I have concealment 5 with the close range power feat

Eurus
2010-12-18, 07:36 PM
Yes lol
I am impossiblly hard to hit, but really easy to hurt
I have 30 defense and 0 toughness
I went munchkin with this character
Usually I perfer High tougness but i have had 2 high toughness characters and no high defense

I have concealment 5 with the close range power feat

Ah. Didn't realize that your DM/fellow players ignore the normal trade-off limits.

Zergrusheddie
2010-12-19, 01:50 AM
I built a Speedster like that. Massively difficult to hit but one hit was a kill. From my experience, it is not nearly as powerful as maxed toughness because 20's always hit.

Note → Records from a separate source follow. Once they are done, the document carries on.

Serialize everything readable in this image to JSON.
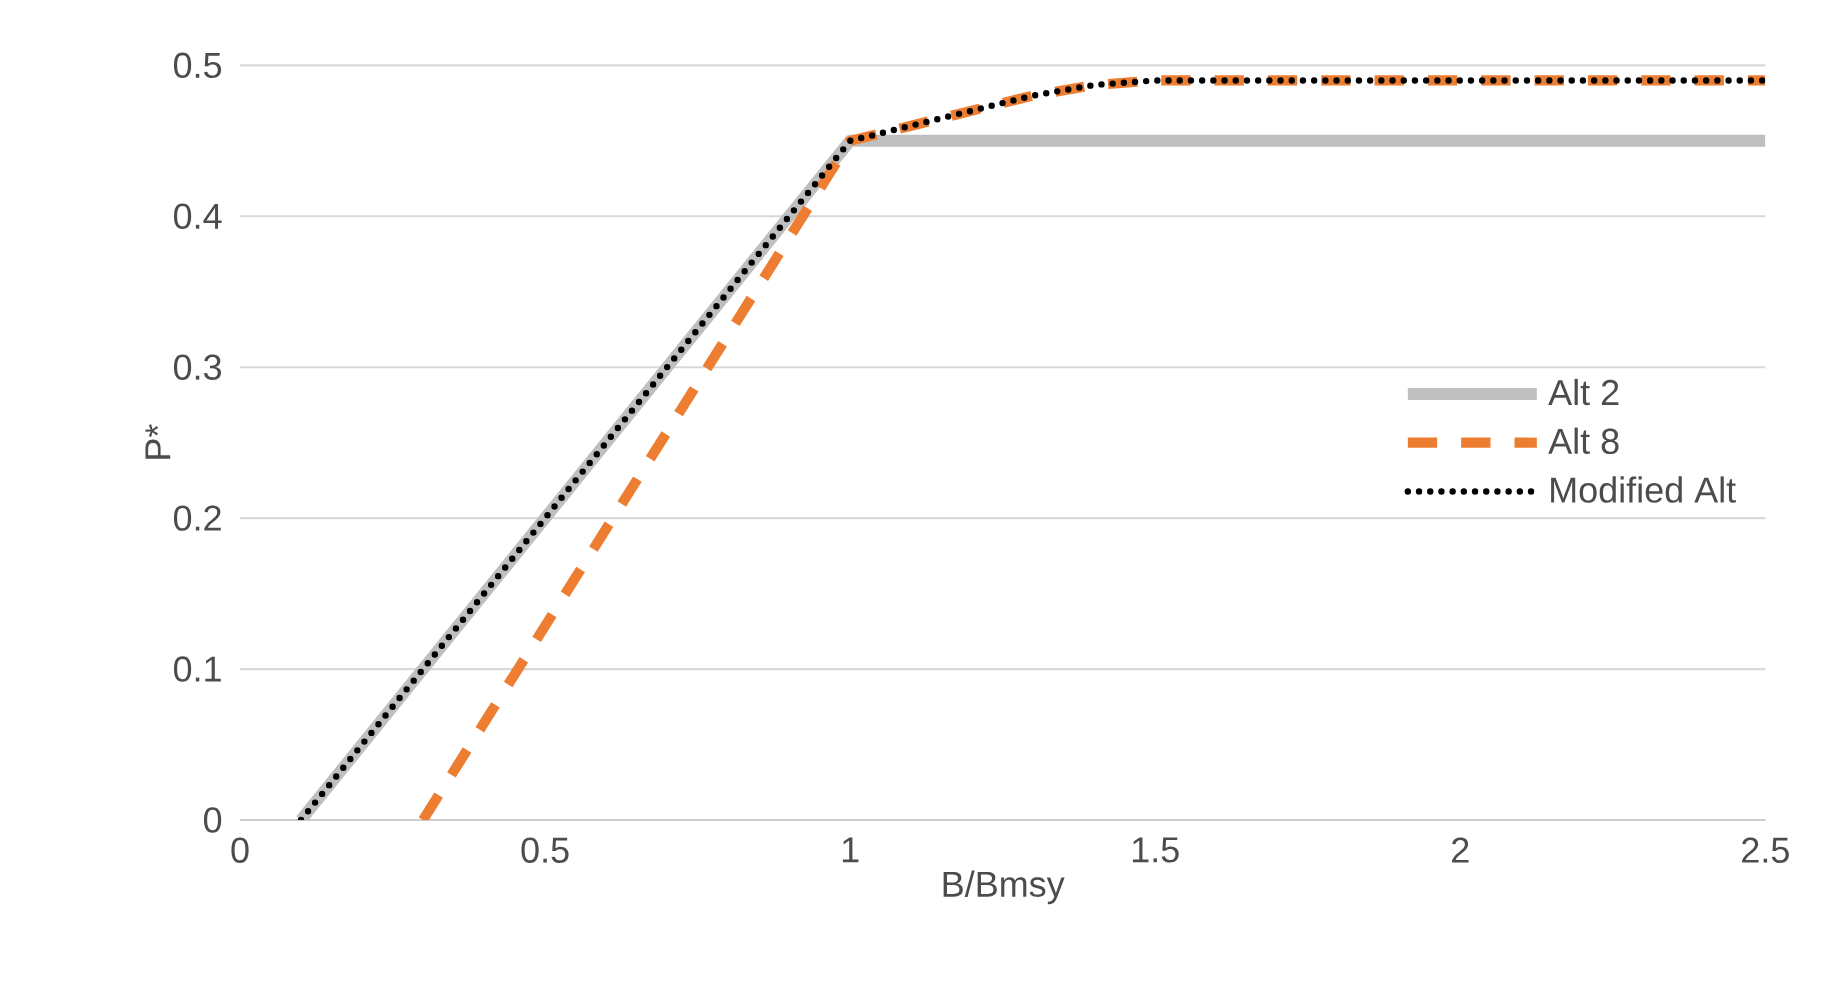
{
  "chart_data": {
    "type": "line",
    "xlabel": "B/Bmsy",
    "ylabel": "P*",
    "xlim": [
      0,
      2.5
    ],
    "ylim": [
      0,
      0.5
    ],
    "xticks": [
      0,
      0.5,
      1,
      1.5,
      2,
      2.5
    ],
    "yticks": [
      0,
      0.1,
      0.2,
      0.3,
      0.4,
      0.5
    ],
    "grid": "y",
    "legend": "right",
    "series": [
      {
        "name": "Alt 2",
        "color": "#bfbfbf",
        "line_style": "solid",
        "x": [
          0.1,
          1,
          2.5
        ],
        "values": [
          0,
          0.45,
          0.45
        ]
      },
      {
        "name": "Alt 8",
        "color": "#ed7d31",
        "line_style": "dashed",
        "x": [
          0.3,
          1,
          1.1,
          1.2,
          1.3,
          1.4,
          1.5,
          2.5
        ],
        "values": [
          0,
          0.45,
          0.46,
          0.47,
          0.48,
          0.487,
          0.49,
          0.49
        ]
      },
      {
        "name": "Modified Alt",
        "color": "#000000",
        "line_style": "dotted",
        "x": [
          0.1,
          1,
          1.1,
          1.2,
          1.3,
          1.4,
          1.5,
          2.5
        ],
        "values": [
          0,
          0.45,
          0.46,
          0.47,
          0.48,
          0.487,
          0.49,
          0.49
        ]
      }
    ]
  }
}
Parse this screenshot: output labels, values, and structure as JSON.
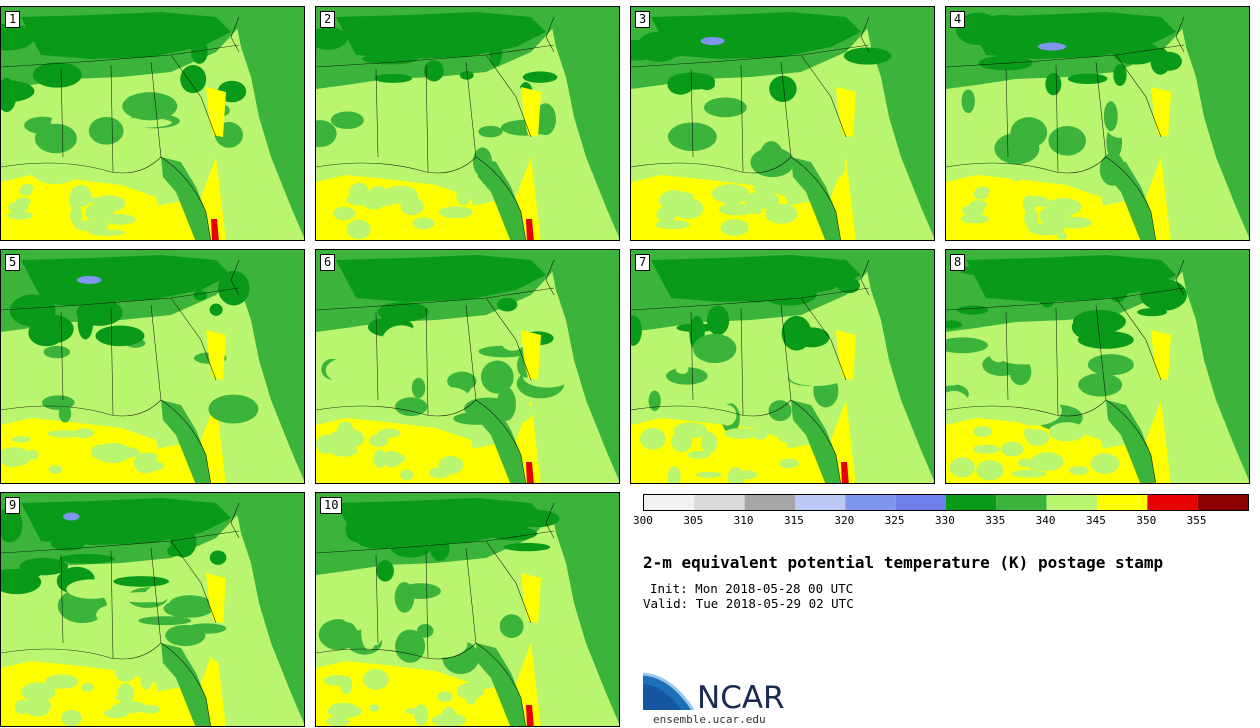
{
  "title": "2-m equivalent potential temperature (K) postage stamp",
  "init": {
    "label": "Init:",
    "value": "Mon 2018-05-28 00 UTC"
  },
  "valid": {
    "label": "Valid:",
    "value": "Tue 2018-05-29 02 UTC"
  },
  "logo": {
    "name": "NCAR",
    "url": "ensemble.ucar.edu"
  },
  "members": [
    "1",
    "2",
    "3",
    "4",
    "5",
    "6",
    "7",
    "8",
    "9",
    "10"
  ],
  "colorbar": {
    "ticks": [
      "300",
      "305",
      "310",
      "315",
      "320",
      "325",
      "330",
      "335",
      "340",
      "345",
      "350",
      "355"
    ],
    "colors": [
      "#f2f2f2",
      "#d9d9d9",
      "#a6a6a6",
      "#bcc9f5",
      "#7f95ee",
      "#6f7fee",
      "#0a9a1a",
      "#3cb43c",
      "#b9f56e",
      "#ffff00",
      "#e60000",
      "#8b0000"
    ]
  },
  "map_colors": {
    "ocean_east": "#3cb43c",
    "land_high": "#0a9a1a",
    "land_mid": "#3cb43c",
    "moist": "#b9f56e",
    "warm": "#ffff00",
    "hot": "#e60000",
    "cool": "#7f95ee"
  }
}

Anyhoo, I got around Perception based talents with Concealment. I got the DM to go with a Flaw that made me visible but not target-able. I think I called it Displacement and the fluff was that I was essentially doing what the Agents in the Matrix did; you know that they are there but you still can't hit them easily. Only problem is if the DM throws a villain at you that took Improved Sense (Tactile) and pumps up the range. Only Insubstantial can protect against that.